Shaders as Light Simulations
To explain the first definition, look at the three images in Figure . They show you three surfaces made of different materials. Your brain can instantly understand what material an object is made of, just by looking at it. That happens because every materials pattern of interaction with light is very characteristic and recognizable to the human brain. Lighting shaders simulate that interaction with light, either by taking advantage of what we know about the physics of light, or through a lot of trial and error and effort from the artists.
Figure 1-1.
Skin, metal, wood
In the physical world, surfaces are made of atoms, and light is both a wave and a particle. The interaction between light, the surface, and our eyes determines what a surface will look like. When light coming from a certain direction hits a surface, it can be absorbed, reflected (in another direction), refracted (in a slightly different direction), or scattered (in many different directions). The behavior of light rays, when they come in contact with a surface, is what creates the specific look of a material. See Figure .
Figure 1-2.
A ray of light, hitting a surface and bouncing off in the direction of our eyes
Even if a surface looks smooth at the macroscopic level, like skin does, at the microscopic level, it can have micro-facets that scatter light in different directions.

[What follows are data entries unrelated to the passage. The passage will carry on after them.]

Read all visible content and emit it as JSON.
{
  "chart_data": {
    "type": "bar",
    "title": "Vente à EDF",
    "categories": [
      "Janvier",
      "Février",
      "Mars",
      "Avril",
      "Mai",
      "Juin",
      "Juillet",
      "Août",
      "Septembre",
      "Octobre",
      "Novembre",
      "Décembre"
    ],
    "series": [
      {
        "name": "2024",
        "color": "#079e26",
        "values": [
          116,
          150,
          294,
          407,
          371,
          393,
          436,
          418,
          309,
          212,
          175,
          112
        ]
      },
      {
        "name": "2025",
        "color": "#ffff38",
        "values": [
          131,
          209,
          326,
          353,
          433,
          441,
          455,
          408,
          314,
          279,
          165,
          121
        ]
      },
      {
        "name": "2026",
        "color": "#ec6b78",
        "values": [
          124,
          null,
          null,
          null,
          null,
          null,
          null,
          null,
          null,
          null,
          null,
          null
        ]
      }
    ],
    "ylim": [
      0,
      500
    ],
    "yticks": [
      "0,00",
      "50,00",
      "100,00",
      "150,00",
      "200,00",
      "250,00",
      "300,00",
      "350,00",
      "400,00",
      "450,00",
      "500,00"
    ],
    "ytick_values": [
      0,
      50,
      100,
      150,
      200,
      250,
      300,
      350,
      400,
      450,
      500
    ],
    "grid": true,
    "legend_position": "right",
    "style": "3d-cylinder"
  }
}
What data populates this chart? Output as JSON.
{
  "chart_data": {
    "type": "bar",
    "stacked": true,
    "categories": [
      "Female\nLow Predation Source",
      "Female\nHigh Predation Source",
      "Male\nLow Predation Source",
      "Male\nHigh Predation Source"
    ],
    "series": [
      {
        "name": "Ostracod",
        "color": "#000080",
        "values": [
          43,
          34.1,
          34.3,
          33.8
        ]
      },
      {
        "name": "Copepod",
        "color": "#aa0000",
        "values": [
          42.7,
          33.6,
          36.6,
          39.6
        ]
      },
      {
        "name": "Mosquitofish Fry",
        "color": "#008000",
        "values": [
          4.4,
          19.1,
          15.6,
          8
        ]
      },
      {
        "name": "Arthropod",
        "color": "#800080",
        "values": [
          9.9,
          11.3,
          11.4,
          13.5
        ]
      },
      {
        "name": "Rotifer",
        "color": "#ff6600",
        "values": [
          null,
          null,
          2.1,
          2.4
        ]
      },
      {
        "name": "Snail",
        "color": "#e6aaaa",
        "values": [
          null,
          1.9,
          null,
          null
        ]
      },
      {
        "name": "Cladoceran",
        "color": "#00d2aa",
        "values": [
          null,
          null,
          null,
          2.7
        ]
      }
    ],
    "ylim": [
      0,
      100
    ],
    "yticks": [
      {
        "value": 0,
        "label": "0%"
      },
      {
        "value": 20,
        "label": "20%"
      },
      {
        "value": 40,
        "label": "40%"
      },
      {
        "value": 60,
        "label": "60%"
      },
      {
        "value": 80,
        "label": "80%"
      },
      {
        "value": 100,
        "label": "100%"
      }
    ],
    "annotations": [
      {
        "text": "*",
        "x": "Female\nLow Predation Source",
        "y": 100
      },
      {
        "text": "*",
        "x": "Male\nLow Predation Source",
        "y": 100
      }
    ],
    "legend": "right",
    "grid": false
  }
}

Inside computers we don't have the computational power needed to simulate reality to that level of detail. If we had to simulate the whole thing, atoms and all, it would take years to render anything. In most renderers, surfaces are represented as 3D models, which are basically points in 3D space (vertices) at a certain position, that are then grouped in triangles, which are then again grouped to form a 3D shape. Even a simple model can have thousands of vertices.
Our 3D scene, composed of models, textures, and shaders, is rendered to a 2D image, composed of pixels. This is done by projecting those vertex positions to the correct 2D positions in the final image, while applying any textures to the respective surfaces and executing the shaders for each vertex of the 3D models and each potential pixel of the final image. See Figure .
Figure 1-3.
From points, to triangles, to the renderer shaded model
Regardless of how far you are willing to go in detail when modeling, its impossible to match the level of detail in the real world. We can use our mathematical knowledge of how lighting works, within a shader, to make our 3D models look as realistic as possible, compensating for not being able to simulate surfaces at a higher level of detail. We can also use it to render our scenes fast enough, so that our game can draw a respectable number of frames per second. Frames per second appropriate for games range from 30 fps to 60 fps, with more than 60 fps being needed for virtual reality games.
This is what physically based rendering is all about. It's basically a catalog of various types of lighting behaviors in surfaces and the mathematical models we use to approximate them.
Rendering as Perspective Drawing
Rendering is conceptually (and mathematically) very similar to the painters process of drawing from life, into a canvas, using perspective.
The techniques of perspective drawing originated in the Italian Renaissance, more than 500 years ago, even if the mathematical foundations for it were laid much earlier, back in Euclids times. In our case, the canvas is our final image, the scene and 3D models are reality, and the painter is our renderer.
In computer graphics, there are many ways to render the scene, some more computationally expensive and some less. The fast type (rasterizer-based) is what real-time rendering, games included, has been using. The slow type (raytracing, etc.) is what 3D animated movies generally use, because rendering times can reach even hours per frame.
The rendering process for the fast type of renderers can be simplified like so: first the shapes of the models in the scene are projected into the final 2D image; lets call it the sketching the outline phase, from our metaphorical painters point of view. Then the pixels contained within each outline are filled, using the lighting calculations implemented in the shaders; lets call that the painting phase.
You could render an image without using shaders, and we used to do so. Before the programmable graphics pipeline, rendering was carried out with API calls (APIs such as OpenGL and DirectX3D). To achieve better speed, the APIs would give you pre-made functions, to which you would pass arguments. They were implemented in hardware, so there was no way to modify them. They were called fixed-function rendering pipelines.
To make renderers more flexible, the programmable graphics pipeline was introduced. With it, you could write small programs, called shaders , that would execute on the GPU, in place of much of the fixed-function functionality.